Happy new year!! The passing 2012 admonished me for not explaining the structure in my blog to curious readers. Some words appear repeatedly in this blog; yet it was only yesterday that I realized I never told the story behind using these terms. For example, why “minding our molecules”, and why “curator”…
Here is a list of terms that define the structure of the blog, the idea behind the blog’s title, and its purpose. I promise to update this list of definitions as and when I realize the need for the same:
Our molecules MAKE our universe
Medicinal chemists work with a universe of molecules that is a subset of all the molecules possible in chemistry (refer article). This set is constantly expanding and contracting, just as the theory goes with the boundary of our universe. With the discovery of new drugs or new uses for existing drugs, new drug stars, meteors, dust or planets appear in each ‘anti-disease galaxy‘. Existing stars of each galaxy of drugs may be faded away owing to excessive toxicity or other problems such as drug resistance.
Minding our molecules – we the curator
If we were creator (here, curator) and if we had to work systematically with our universe to create, we have to first place all the cards and the cards’ cards on the table. Say, we decide to work on anticancer drugs. We need to first study the collection of all the anticancer drugs. This is a galaxy in our universe. A study of the molecules would include a study of the world that each molecule is associated with – their synthesis, administration, effects on the body, their metabolism, their end, the impact their discovery had on the disease, the economics associated with them, etc. The curator would then be someone gathering, analyzing and presenting all these stack of cards.

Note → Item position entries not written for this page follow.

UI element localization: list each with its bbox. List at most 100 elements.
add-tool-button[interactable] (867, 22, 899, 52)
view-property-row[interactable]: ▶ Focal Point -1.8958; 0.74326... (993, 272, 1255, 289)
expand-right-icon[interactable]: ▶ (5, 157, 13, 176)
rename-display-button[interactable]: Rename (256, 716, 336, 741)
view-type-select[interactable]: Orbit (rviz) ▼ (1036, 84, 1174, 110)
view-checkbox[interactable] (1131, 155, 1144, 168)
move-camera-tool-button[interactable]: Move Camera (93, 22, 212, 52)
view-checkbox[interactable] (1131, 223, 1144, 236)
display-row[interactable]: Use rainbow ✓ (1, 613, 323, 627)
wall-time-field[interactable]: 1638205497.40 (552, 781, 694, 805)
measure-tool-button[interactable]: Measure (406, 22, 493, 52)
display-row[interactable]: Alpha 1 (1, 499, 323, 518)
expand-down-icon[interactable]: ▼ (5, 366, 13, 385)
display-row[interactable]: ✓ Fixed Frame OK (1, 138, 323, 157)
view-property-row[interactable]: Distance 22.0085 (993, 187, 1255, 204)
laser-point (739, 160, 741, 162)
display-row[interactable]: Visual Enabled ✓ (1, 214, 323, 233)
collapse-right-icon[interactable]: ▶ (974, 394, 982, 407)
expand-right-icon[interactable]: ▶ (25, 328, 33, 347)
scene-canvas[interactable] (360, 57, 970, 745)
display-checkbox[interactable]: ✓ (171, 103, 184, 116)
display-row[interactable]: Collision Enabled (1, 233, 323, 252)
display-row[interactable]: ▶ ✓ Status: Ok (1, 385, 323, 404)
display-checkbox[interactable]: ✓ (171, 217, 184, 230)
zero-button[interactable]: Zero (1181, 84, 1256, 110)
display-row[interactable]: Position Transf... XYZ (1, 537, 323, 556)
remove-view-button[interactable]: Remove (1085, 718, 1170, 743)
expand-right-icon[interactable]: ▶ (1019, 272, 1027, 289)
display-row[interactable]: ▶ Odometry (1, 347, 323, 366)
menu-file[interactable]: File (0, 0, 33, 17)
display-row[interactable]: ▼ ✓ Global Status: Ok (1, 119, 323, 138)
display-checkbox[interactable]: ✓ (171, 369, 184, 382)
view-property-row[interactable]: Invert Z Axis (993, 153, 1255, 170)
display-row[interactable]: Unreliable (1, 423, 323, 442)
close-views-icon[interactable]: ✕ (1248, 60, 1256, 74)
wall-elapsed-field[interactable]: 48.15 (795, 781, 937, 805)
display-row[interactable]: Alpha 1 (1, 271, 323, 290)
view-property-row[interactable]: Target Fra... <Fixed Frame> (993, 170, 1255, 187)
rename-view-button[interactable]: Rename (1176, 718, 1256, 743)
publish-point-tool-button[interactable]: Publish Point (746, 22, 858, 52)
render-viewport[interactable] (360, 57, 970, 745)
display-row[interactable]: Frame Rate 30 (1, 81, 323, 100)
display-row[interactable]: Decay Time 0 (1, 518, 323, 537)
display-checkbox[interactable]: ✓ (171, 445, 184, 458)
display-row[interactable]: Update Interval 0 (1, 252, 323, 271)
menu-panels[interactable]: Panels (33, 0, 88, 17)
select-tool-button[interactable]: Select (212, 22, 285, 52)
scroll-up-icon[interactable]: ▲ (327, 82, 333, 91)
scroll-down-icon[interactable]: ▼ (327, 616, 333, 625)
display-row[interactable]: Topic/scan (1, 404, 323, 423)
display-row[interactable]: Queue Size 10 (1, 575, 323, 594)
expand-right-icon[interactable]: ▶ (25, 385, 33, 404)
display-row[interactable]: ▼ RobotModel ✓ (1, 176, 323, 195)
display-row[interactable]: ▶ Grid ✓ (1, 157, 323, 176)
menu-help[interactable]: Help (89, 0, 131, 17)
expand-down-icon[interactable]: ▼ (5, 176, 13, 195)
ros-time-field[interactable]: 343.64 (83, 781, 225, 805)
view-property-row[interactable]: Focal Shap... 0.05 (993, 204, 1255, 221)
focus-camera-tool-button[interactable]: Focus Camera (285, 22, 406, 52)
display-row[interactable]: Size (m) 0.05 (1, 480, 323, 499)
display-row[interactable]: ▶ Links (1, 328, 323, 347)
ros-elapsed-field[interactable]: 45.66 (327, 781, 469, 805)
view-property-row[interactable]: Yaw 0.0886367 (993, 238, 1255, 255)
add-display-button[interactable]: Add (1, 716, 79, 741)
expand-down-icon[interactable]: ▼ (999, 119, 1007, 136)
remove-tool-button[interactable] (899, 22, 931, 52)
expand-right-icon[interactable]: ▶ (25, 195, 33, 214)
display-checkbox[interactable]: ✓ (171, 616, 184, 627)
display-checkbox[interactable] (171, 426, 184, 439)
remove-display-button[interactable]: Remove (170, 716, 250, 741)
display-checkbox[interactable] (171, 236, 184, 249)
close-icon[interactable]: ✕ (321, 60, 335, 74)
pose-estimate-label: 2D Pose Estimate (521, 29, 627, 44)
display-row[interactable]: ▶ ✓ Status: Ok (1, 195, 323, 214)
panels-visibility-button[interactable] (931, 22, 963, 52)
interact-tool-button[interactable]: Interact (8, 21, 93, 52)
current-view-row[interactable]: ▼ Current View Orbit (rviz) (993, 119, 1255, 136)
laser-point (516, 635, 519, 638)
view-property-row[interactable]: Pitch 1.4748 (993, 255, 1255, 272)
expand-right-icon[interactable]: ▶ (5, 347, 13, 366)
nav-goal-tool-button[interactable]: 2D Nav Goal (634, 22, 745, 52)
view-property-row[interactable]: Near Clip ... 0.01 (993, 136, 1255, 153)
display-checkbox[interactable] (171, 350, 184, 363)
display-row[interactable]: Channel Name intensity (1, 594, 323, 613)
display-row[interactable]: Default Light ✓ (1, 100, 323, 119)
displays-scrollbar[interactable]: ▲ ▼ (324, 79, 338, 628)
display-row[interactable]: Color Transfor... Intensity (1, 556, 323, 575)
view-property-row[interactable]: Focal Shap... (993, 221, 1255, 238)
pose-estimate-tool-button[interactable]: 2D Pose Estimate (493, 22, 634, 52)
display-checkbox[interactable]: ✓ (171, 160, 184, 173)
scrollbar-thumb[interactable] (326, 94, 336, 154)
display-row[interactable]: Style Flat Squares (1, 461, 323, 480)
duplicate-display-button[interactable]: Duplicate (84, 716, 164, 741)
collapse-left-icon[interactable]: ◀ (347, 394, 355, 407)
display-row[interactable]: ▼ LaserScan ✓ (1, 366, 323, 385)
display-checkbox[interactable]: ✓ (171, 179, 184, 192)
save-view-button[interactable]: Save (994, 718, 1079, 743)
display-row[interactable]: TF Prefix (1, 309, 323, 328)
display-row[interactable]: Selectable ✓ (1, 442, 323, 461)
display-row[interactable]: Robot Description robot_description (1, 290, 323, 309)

Paraphrasing Albert Einstein, the creator does not play dice; however, Einstein never said anything about cards… -Curator
Curators would also need to make sense of all these discrete quanta of information to throw light on the evolution of medicinal chemistry. By constantly minding the stacks of cards and their inter-galactic shuffling (for those tired brains going through this pun over pun write-up, this means one drug = star from a group of drugs for a particular disease = galaxy finding other uses = presence in other galaxies) in parallel and in sequence, we can keep track of the physiology and biochemistry of diseases and their germs. Various virtual studies such as docking studies, structure-activity relationship studies, pharmacokinetic profile studies, the various -omics, etc. are some ways of minding our molecules‘ behaviors in wet-lab experiments and nature.